Il y a du cul disais-je. C'est amené de manière impromptue, immature, gratuite et obscène. On pardonne, parce que Gantz est tout de même un monument à la gratuité dans la glauque, aussi bien pour le meilleur que pour le pire... mais je vous assure que ça lasse. Une pin-up en chaque début de chapitre, ça donne le ton. Après tout, il n'y a pas de mal à verser dans le registre beauf pour mâle bêta. Mais, sans être prude, j'estime qu'il y a quand même des limites à respecter qui sont largement outrepassées. La relation malsaine qui lie Kurono et Kishimoto m'a amené à retrousser le nez plus d'une fois.

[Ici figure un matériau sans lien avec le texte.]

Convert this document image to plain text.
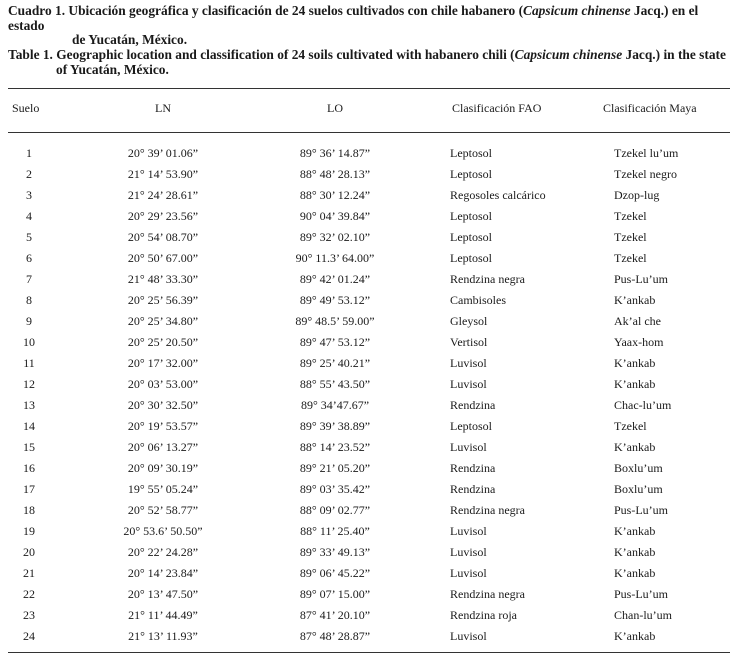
Cuadro 1. Ubicación geográfica y clasificación de 24 suelos cultivados con chile habanero (Capsicum chinense Jacq.) en el estado
de Yucatán, México.
Table 1. Geographic location and classification of 24 soils cultivated with habanero chili (Capsicum chinense Jacq.) in the state
of Yucatán, México.
Suelo	LN	LO	Clasificación FAO	Clasificación Maya
1	20° 39’ 01.06”	89° 36’ 14.87”	Leptosol	Tzekel lu’um
2	21° 14’ 53.90”	88° 48’ 28.13”	Leptosol	Tzekel negro
3	21° 24’ 28.61”	88° 30’ 12.24”	Regosoles calcárico	Dzop-lug
4	20° 29’ 23.56”	90° 04’ 39.84”	Leptosol	Tzekel
5	20° 54’ 08.70”	89° 32’ 02.10”	Leptosol	Tzekel
6	20° 50’ 67.00”	90° 11.3’ 64.00”	Leptosol	Tzekel
7	21° 48’ 33.30”	89° 42’ 01.24”	Rendzina negra	Pus-Lu’um
8	20° 25’ 56.39”	89° 49’ 53.12”	Cambisoles	K’ankab
9	20° 25’ 34.80”	89° 48.5’ 59.00”	Gleysol	Ak’al che
10	20° 25’ 20.50”	89° 47’ 53.12”	Vertisol	Yaax-hom
11	20° 17’ 32.00”	89° 25’ 40.21”	Luvisol	K’ankab
12	20° 03’ 53.00”	88° 55’ 43.50”	Luvisol	K’ankab
13	20° 30’ 32.50”	89° 34’47.67”	Rendzina	Chac-lu’um
14	20° 19’ 53.57”	89° 39’ 38.89”	Leptosol	Tzekel
15	20° 06’ 13.27”	88° 14’ 23.52”	Luvisol	K’ankab
16	20° 09’ 30.19”	89° 21’ 05.20”	Rendzina	Boxlu’um
17	19° 55’ 05.24”	89° 03’ 35.42”	Rendzina	Boxlu’um
18	20° 52’ 58.77”	88° 09’ 02.77”	Rendzina negra	Pus-Lu’um
19	20° 53.6’ 50.50”	88° 11’ 25.40”	Luvisol	K’ankab
20	20° 22’ 24.28”	89° 33’ 49.13”	Luvisol	K’ankab
21	20° 14’ 23.84”	89° 06’ 45.22”	Luvisol	K’ankab
22	20° 13’ 47.50”	89° 07’ 15.00”	Rendzina negra	Pus-Lu’um
23	21° 11’ 44.49”	87° 41’ 20.10”	Rendzina roja	Chan-lu’um
24	21° 13’ 11.93”	87° 48’ 28.87”	Luvisol	K’ankab
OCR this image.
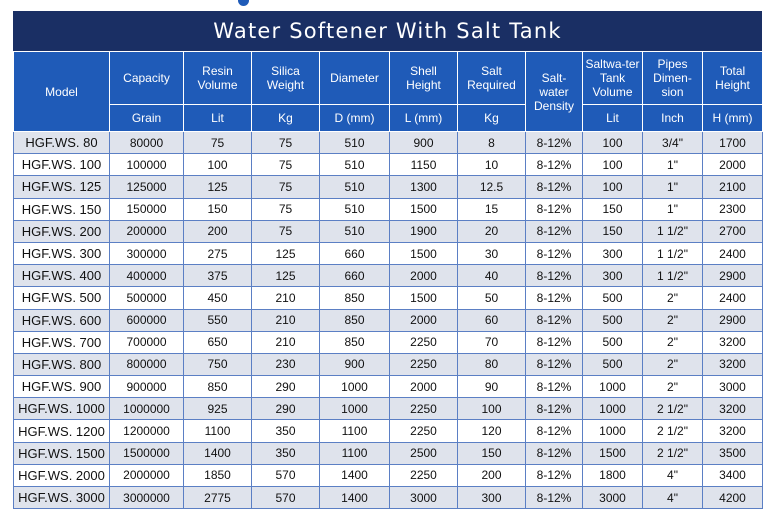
Water Softener With Salt Tank
Model	Capacity	Resin Volume	Silica Weight	Diameter	Shell Height	Salt Required	Salt-water Density	Saltwa-ter Tank Volume	Pipes Dimen-sion	Total Height
	Grain	Lit	Kg	D (mm)	L (mm)	Kg		Lit	Inch	H (mm)
HGF.WS. 80	80000	75	75	510	900	8	8-12%	100	3/4"	1700
HGF.WS. 100	100000	100	75	510	1150	10	8-12%	100	1"	2000
HGF.WS. 125	125000	125	75	510	1300	12.5	8-12%	100	1"	2100
HGF.WS. 150	150000	150	75	510	1500	15	8-12%	150	1"	2300
HGF.WS. 200	200000	200	75	510	1900	20	8-12%	150	1 1/2"	2700
HGF.WS. 300	300000	275	125	660	1500	30	8-12%	300	1 1/2"	2400
HGF.WS. 400	400000	375	125	660	2000	40	8-12%	300	1 1/2"	2900
HGF.WS. 500	500000	450	210	850	1500	50	8-12%	500	2"	2400
HGF.WS. 600	600000	550	210	850	2000	60	8-12%	500	2"	2900
HGF.WS. 700	700000	650	210	850	2250	70	8-12%	500	2"	3200
HGF.WS. 800	800000	750	230	900	2250	80	8-12%	500	2"	3200
HGF.WS. 900	900000	850	290	1000	2000	90	8-12%	1000	2"	3000
HGF.WS. 1000	1000000	925	290	1000	2250	100	8-12%	1000	2 1/2"	3200
HGF.WS. 1200	1200000	1100	350	1100	2250	120	8-12%	1000	2 1/2"	3200
HGF.WS. 1500	1500000	1400	350	1100	2500	150	8-12%	1500	2 1/2"	3500
HGF.WS. 2000	2000000	1850	570	1400	2250	200	8-12%	1800	4"	3400
HGF.WS. 3000	3000000	2775	570	1400	3000	300	8-12%	3000	4"	4200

Puis, Gantz souffre non pas de ne pas avoir d'intrigue conséquente, mais d'essayer de s'en doter d'une à la toute fin. Soyons francs, honnêtes et même brusques : Oku n'est clairement pas fait pour écrire des scénarios de plus de cinq lignes.


On se souvient de l'introduction des vampires qu'il abandonnera finalement sans trop savoir à quoi cela a servi...


Alors... plutôt que de terminer Gantz sur un suspense, sur un personnage qui quitterait le jeu pour aller de l'avant sans se soucier de ce qui surviendra par la suite, Oku commet l'erreur prévisible et rédhibitoire consistant à expliquer les origines de Gantz. Certains mystères méritent de demeurer irrésolus. Celui-ci en particulier. Expliquer le pourquoi de Gantz, c'est rationaliser le fantastique, c'est nous dire que la Force s'explique par les médichloriens : c'est une erreur grotesque.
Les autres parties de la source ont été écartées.